By this time, it had become clear that if this wasn’t the Big One, it was its next of kin.  And still the disease raged on, felling the arts, small businesses and large, and lengthening lines at the food banks beyond anyone’s peacetime memory. Hospital beds filled with the sick and dying, and with those who had been sick and recovered, but were now ill with secondary illnesses. Health care workers died, treatments for other health problems were slowed or stopped altogether, and deaths from ailments not related to the disease climbed. The health services began to buckle under the weight of it all.
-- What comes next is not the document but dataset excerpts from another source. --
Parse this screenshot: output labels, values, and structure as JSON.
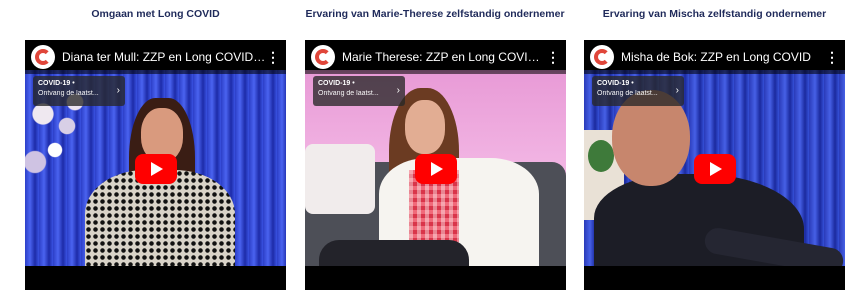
{
  "sections": [
    {
      "heading": "Omgaan met Long COVID",
      "video": {
        "title": "Diana ter Mull: ZZP en Long COVID ...",
        "playlist_line1": "COVID-19 •",
        "playlist_line2": "Ontvang de laatst..."
      }
    },
    {
      "heading": "Ervaring van Marie-Therese zelfstandig ondernemer",
      "video": {
        "title": "Marie Therese: ZZP en Long COVID ...",
        "playlist_line1": "COVID-19 •",
        "playlist_line2": "Ontvang de laatst..."
      }
    },
    {
      "heading": "Ervaring van Mischa zelfstandig ondernemer",
      "video": {
        "title": "Misha de Bok: ZZP en Long COVID",
        "playlist_line1": "COVID-19 •",
        "playlist_line2": "Ontvang de laatst..."
      }
    }
  ],
  "icons": {
    "channel_logo": "channel-logo-icon",
    "menu": "kebab-menu-icon",
    "chevron": "chevron-right-icon",
    "play": "youtube-play-icon"
  },
  "colors": {
    "heading": "#1f2a5a",
    "play_button": "#ff0000",
    "logo_accent": "#e0463a"
  }
}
When the exit negotiations with the 27 finally concluded, the government hid the nasty surprises of the disappointing details behind bluster, the Christmas holidays, and another nationwide lockdown. Those sitting glumly at home barely noticed the moment when their union finally left that other larger one. Except for the people in one of the smaller member states of this union.

In the north of this land, the people of this small nation had wanted to hold onto their membership of that other, larger union. They had voiced that desire decisively, at the polls, and in many ways since. They had been ignored. So when the bells rang out on new year’s eve, signalling the end of the year, and of their membership in that other treasured union, they were not only mourning the loss of loved ones to the disease, the loss of income and comradery… they were mourning the loss of a union with nations they been close to much longer than they’d been a reluctant member of the one they were being left with. Their relationship with the government of this smaller union had been rocky since they joined it. Now it was in tatters: they looked at what the government’s behaviour had cost them during the time of the disease, and they looked at what leaving this other union was going to cost their farms and fisheries, their small businesses and international ones…and they felt rage.

This disease that wasn’t the Big One, but was near enough to lay the world low, and the loss of their membership of a union they truly loved and wished to be a part of, was a final straw in a long list of finals. Combined, these two things became the Big One.

And the people of this small country in the north looked away from the union’s government to their local one, and saw dignity and straight-talking. Sound advice based on science and health care expertise, advice which they could respect, even if they didn’t like it. And they thought ‘what do we need this union for? It is killing us’.

So, while they were still busy trying to survive the ravages of the disease to their lives and livelihoods, and prepare for the ravages of their forced exit from a union they valued more than the one they were left with, they also started thinking about how they could better survive as an independent nation. Free to support their people’s lives and livelihoods to the full extent they wished, during lockdown and recovery. Free to join or leave their own chosen unions. Free to rebuild their nation – once the disease was mastered – in their own image, charting a different course from the current government’s despised trickle-down Thatcherism.

And once this thinking had spread throughout this small nation, it changed the future even more than the disease did. And it spread through the other members of the union…and changed their futures too.

No, this needn’t have been the Big One. But it was.